From 40,000 feet, Stevens' story is a good example of the diverging paths and main objectives of players and coaches. Stevens likely wanted some amount of assurance he was going to play and Franklin was unable or unwilling to do so. In the end Franklin doesn't owe Stevens loyalty in return for loyalty. Plenty of players stick with a program for five years and never play, that's loyalty too. Nearly leaving and then returning doesn't increase a players' value or his ability.

If nothing else it's not pragmatic to assume Stevens will be healthy or that Clifford will be bad. Nobody really knows how either quarterback will play when the bright lights on shining on them on a weekly basis. There was no reason to call the competition off before it really began.

From Franklin's perspective the best thing he can do is collect data for as long as he can before making the call, that probably holds true to every position battle, and counter to nearly every family of a player on the fringe. How much trust and faith Stevens or any given player has in that process and in Franklin is case by case.

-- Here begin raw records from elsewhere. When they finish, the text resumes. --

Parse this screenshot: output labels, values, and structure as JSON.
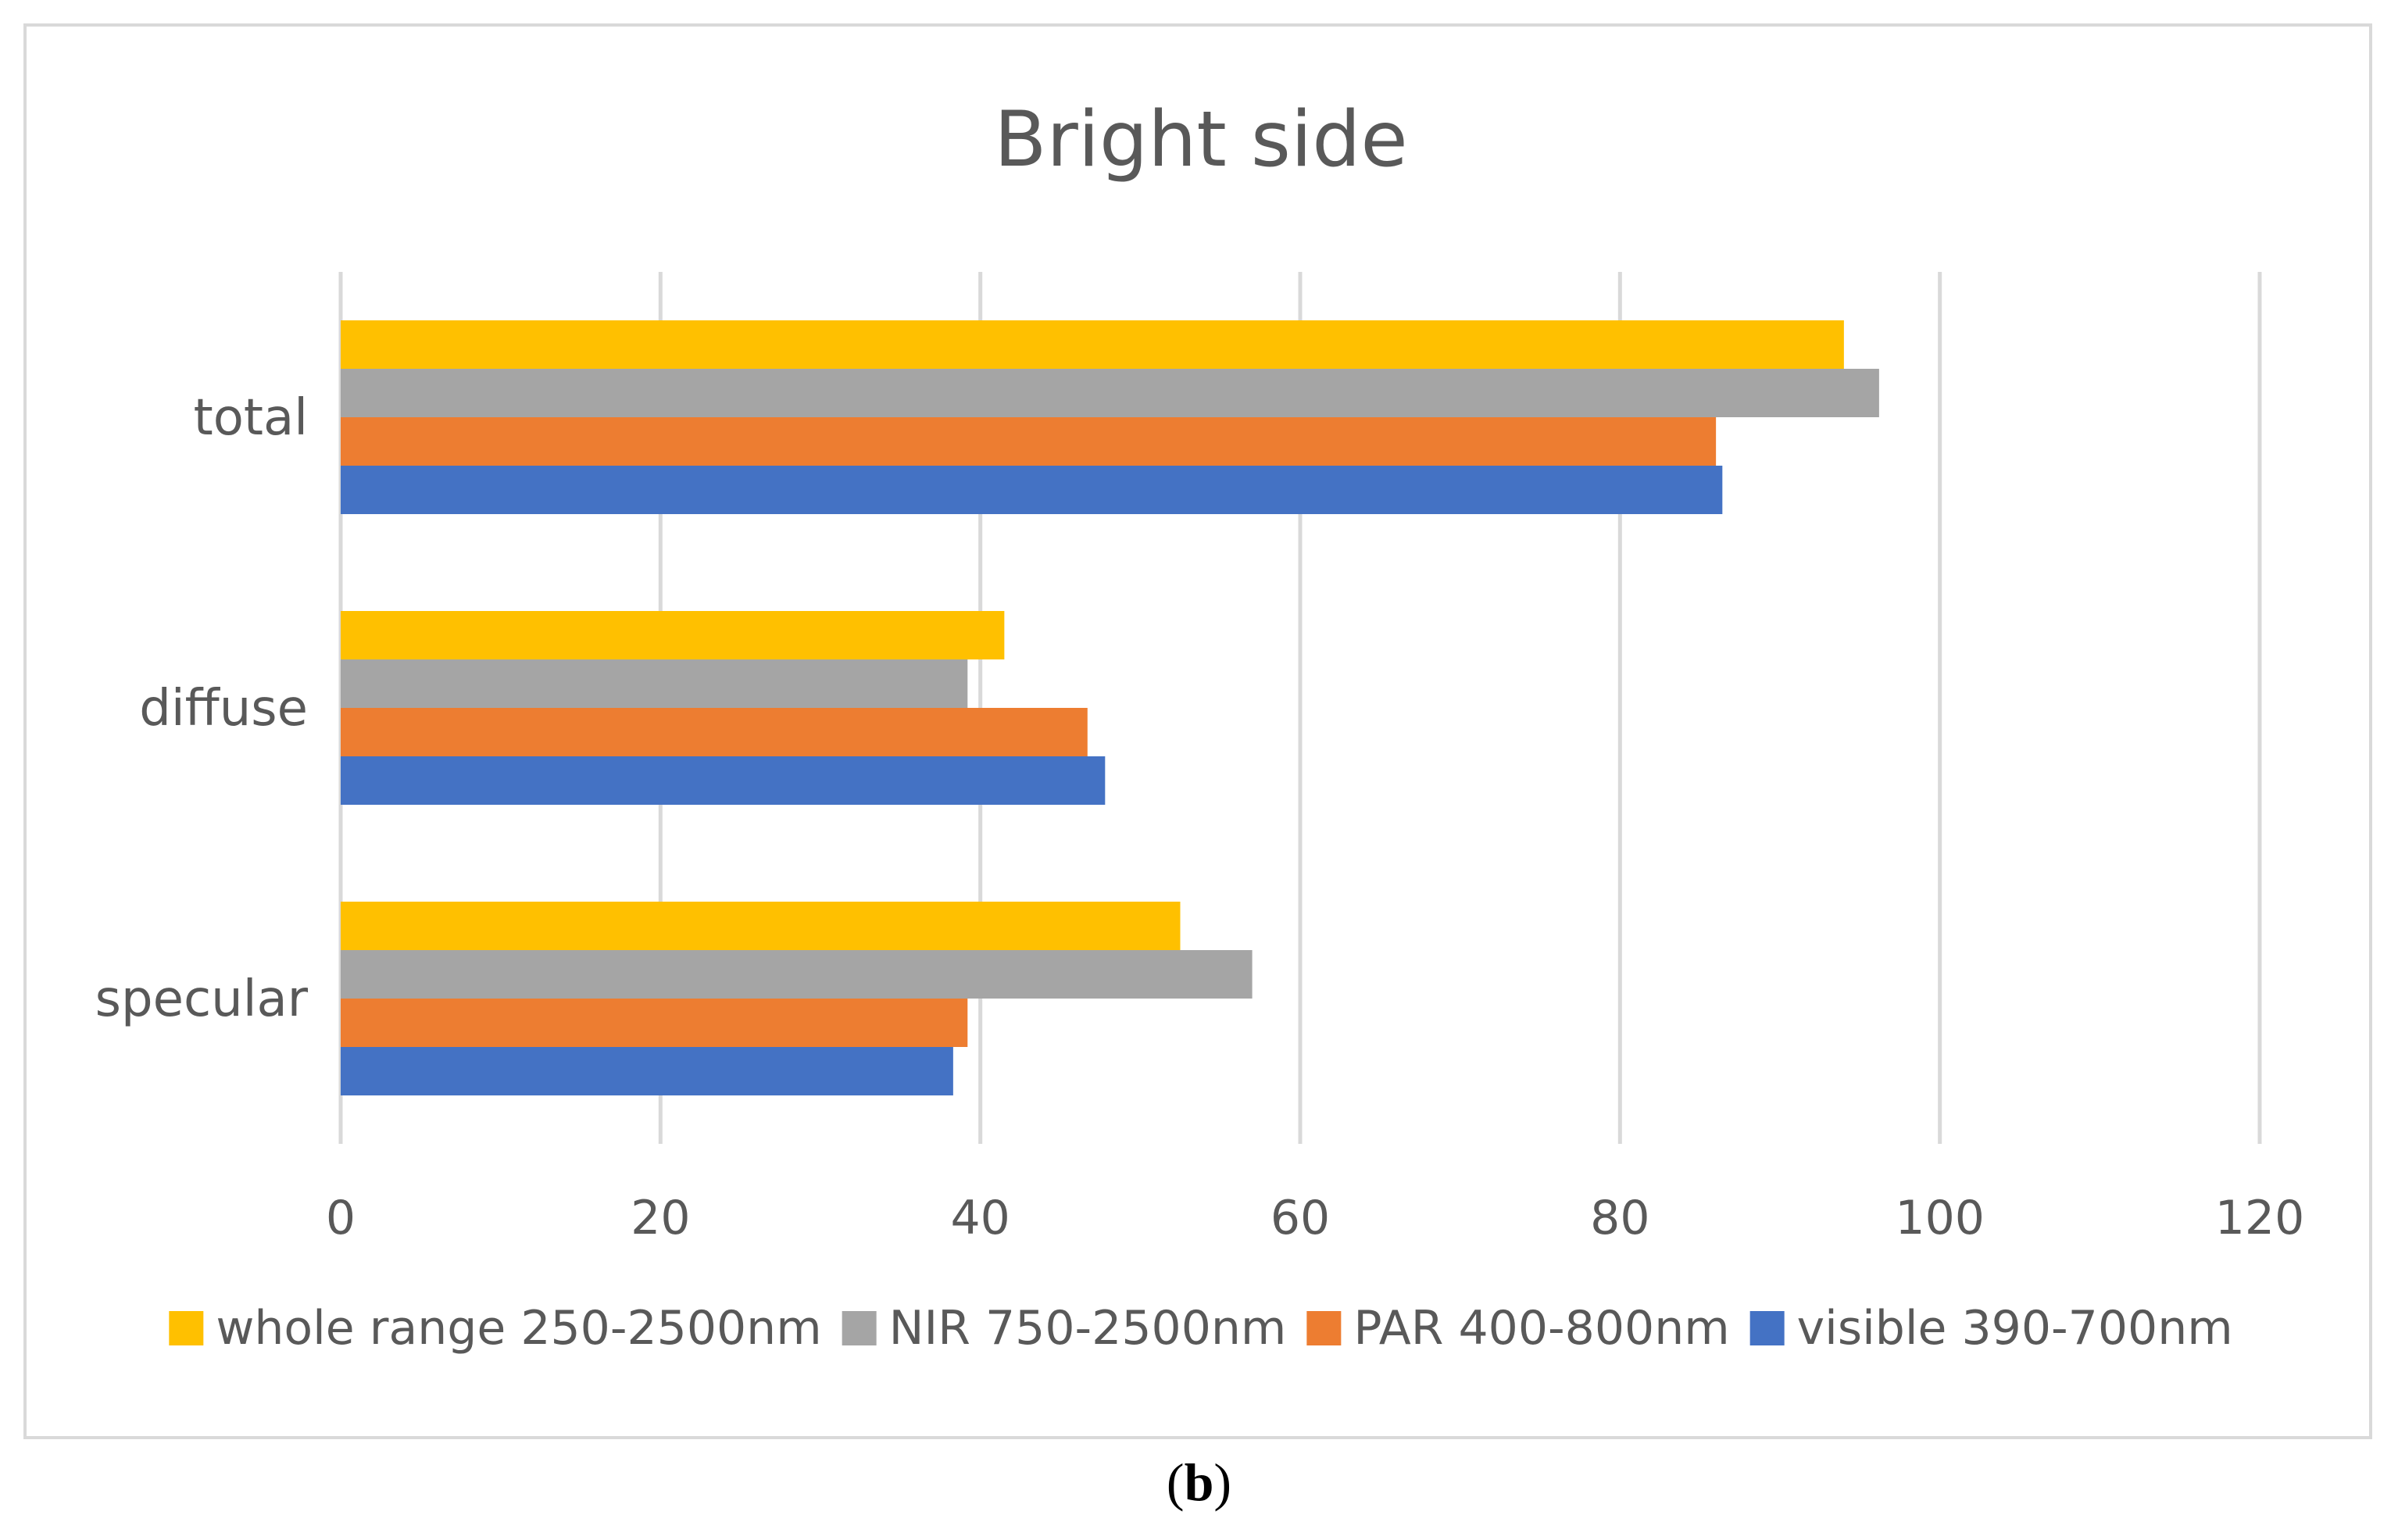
{
  "chart_data": {
    "type": "bar",
    "orientation": "horizontal",
    "title": "Bright side",
    "categories": [
      "total",
      "diffuse",
      "specular"
    ],
    "series": [
      {
        "name": "whole range 250-2500nm",
        "color": "#ffc000",
        "values": [
          94,
          41.5,
          52.5
        ]
      },
      {
        "name": "NIR 750-2500nm",
        "color": "#a5a5a5",
        "values": [
          96.2,
          39.2,
          57
        ]
      },
      {
        "name": "PAR 400-800nm",
        "color": "#ed7d31",
        "values": [
          86,
          46.7,
          39.2
        ]
      },
      {
        "name": "visible 390-700nm",
        "color": "#4472c4",
        "values": [
          86.4,
          47.8,
          38.3
        ]
      }
    ],
    "xlim": [
      0,
      120
    ],
    "xticks": [
      "0",
      "20",
      "40",
      "60",
      "80",
      "100",
      "120"
    ],
    "grid": true,
    "legend": "bottom"
  },
  "caption": {
    "open": "(",
    "label": "b",
    "close": ")"
  }
}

For Penn State fans this is almost certainly a new normal to get used to. A quick glance at the Nittany Lions' quarterback room lends itself to a lot of youth and not a lot of openings. It's hard to imagine that life unfolding won't see some combination of them leave eventually.

The running back room this year is not much different but allows for more flexibility. In many ways if Penn State can get through the fall without playing Noah Cain more than his allotted four games, that is a good thing. Penn State wants to be in a place where players are waiting in the wings. It wants to be in a position to have starters not starting.

But good players waiting in the wings sometimes means good players are taking their careers somewhere else.

There's nothing wrong with that, but it might mean the recruiting never stops, even inside the Lasch Building.